It
is aid stupid - what LTTE problem?
Milinda Moragoda
seated himself opposite his interlocutor (moderator as they say)
leaning towards one side very heavily, and the body language said
' something was different.'' Something was different from the time
that Milinda Moragoda came barrelling in, took over the talk show,
talked right down to his audience, and for all intents and purposes
was both interviewer and interviewee.
Moragoda last
week even looked upto the audience -- he gazed up towards a balcony
at some sort of a televised town meeting, and that must have been
hard for a man who always talked down -- metaphorically more than
literally. Those days, before the LTTE walked out of talks, he might
have even got the people to get down from the balcony and of course
he would have said it is all for the sake of warm hearts and informality.
But there was
little warmth and even less informality at the town meeting held
in some tenement area in Colombo last week. But Moragoda still does
not believe in standing up at town meetings. He is seated and the
people are standing -- this shows that even if Moragoda had his
heart in America, he does things very much the way Sinhala kings
used to. Bill Clinton has to be Moragoda's hero, because Clinton
is the democratic icon of America - and Moragoda is the man who
looks upto the American ideal.

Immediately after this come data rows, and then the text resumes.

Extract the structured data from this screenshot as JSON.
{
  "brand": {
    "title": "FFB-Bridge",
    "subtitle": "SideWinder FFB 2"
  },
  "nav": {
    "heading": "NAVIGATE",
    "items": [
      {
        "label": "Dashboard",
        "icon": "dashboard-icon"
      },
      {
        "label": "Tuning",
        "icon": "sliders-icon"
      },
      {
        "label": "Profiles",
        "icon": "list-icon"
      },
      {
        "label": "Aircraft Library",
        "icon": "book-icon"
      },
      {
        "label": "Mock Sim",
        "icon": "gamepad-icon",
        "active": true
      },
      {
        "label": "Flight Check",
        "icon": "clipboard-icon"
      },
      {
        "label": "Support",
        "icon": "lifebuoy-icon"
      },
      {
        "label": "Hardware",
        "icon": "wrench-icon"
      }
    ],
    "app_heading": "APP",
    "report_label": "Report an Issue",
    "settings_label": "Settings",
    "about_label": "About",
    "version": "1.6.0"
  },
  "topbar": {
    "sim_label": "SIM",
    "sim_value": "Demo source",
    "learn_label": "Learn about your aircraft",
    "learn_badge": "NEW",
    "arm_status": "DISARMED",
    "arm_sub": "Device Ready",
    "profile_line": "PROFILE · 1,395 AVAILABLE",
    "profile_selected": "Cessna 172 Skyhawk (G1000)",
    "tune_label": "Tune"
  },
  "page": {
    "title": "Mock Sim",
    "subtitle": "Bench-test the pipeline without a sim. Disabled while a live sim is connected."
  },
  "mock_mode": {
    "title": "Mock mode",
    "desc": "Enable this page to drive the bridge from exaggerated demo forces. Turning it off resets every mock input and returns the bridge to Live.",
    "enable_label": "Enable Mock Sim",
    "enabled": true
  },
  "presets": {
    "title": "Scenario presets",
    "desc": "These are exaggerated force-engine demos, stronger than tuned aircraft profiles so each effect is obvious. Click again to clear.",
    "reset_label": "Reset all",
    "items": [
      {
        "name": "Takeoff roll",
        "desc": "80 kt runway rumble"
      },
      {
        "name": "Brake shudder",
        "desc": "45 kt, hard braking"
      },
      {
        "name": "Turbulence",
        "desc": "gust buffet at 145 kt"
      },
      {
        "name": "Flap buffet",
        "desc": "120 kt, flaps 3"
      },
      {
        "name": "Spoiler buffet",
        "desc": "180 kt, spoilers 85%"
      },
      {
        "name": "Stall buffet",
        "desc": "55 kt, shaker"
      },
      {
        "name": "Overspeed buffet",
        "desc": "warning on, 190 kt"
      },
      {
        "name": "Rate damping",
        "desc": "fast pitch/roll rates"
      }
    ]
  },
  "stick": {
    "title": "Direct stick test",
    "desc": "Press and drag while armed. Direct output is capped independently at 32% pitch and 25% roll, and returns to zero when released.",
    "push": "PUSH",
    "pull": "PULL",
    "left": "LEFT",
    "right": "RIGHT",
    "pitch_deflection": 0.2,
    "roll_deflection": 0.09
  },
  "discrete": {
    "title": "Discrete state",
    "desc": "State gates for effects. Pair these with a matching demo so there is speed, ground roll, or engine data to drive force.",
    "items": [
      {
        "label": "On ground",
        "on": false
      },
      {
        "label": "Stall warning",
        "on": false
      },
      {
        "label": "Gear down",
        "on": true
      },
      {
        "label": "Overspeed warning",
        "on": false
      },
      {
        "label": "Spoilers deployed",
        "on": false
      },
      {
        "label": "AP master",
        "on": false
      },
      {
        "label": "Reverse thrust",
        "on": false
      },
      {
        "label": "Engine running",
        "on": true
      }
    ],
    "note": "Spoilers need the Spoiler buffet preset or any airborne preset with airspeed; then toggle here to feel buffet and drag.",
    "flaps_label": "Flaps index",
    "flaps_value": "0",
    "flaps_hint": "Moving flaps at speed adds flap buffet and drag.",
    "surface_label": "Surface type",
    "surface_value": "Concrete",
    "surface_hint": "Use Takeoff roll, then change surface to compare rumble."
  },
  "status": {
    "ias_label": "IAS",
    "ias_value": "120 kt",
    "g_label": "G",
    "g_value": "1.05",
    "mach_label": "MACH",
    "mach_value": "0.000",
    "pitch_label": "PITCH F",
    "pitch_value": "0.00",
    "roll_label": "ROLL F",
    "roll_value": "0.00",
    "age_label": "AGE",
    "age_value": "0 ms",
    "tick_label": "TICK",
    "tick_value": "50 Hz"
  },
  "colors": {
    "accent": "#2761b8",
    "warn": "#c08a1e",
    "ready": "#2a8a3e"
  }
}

Bill Clinton never had a town meeting
at which he was seated.
Psychologically
he may have been on a raised dais and had the mental advantage,
but he created the illusion that he was somehow less important than
the people because he stood while the people sat. But Moragoda turned
all that logic upside down. At one point, the people were barrelling
down on him. One lady, in a rather agitated voice, all the way from
the balcony, directed a question about whether the LTTE is not making
threatening noises whereas at the beginning of the peace process
it was all sugar and syrup?
Four months
ago, an LTTE question was Moragoda's invitation to treat. He would
twirl it around his little finger, and use his LTTE connections
to good effect to indicate that he had tea and cakes with Anton
Balasingham the day before, if any indication was needed that peace
is permanent. But, in Colombo last week - he kept the LTTE question
on hold. He was like 'don't fiddle while Rome burns - - don't talk
of the LTTE when there are more important burning issues '' So he
tilted to his head to a side, and with a surge of passion, delivered
the important message that Japan and Germany both became industrial
powers due to American aid. We can do it with aid too, he said.
The donor conference
he said can get you out of the tenement, except that you should
stop talking about silly things like the LTTE getting back to war.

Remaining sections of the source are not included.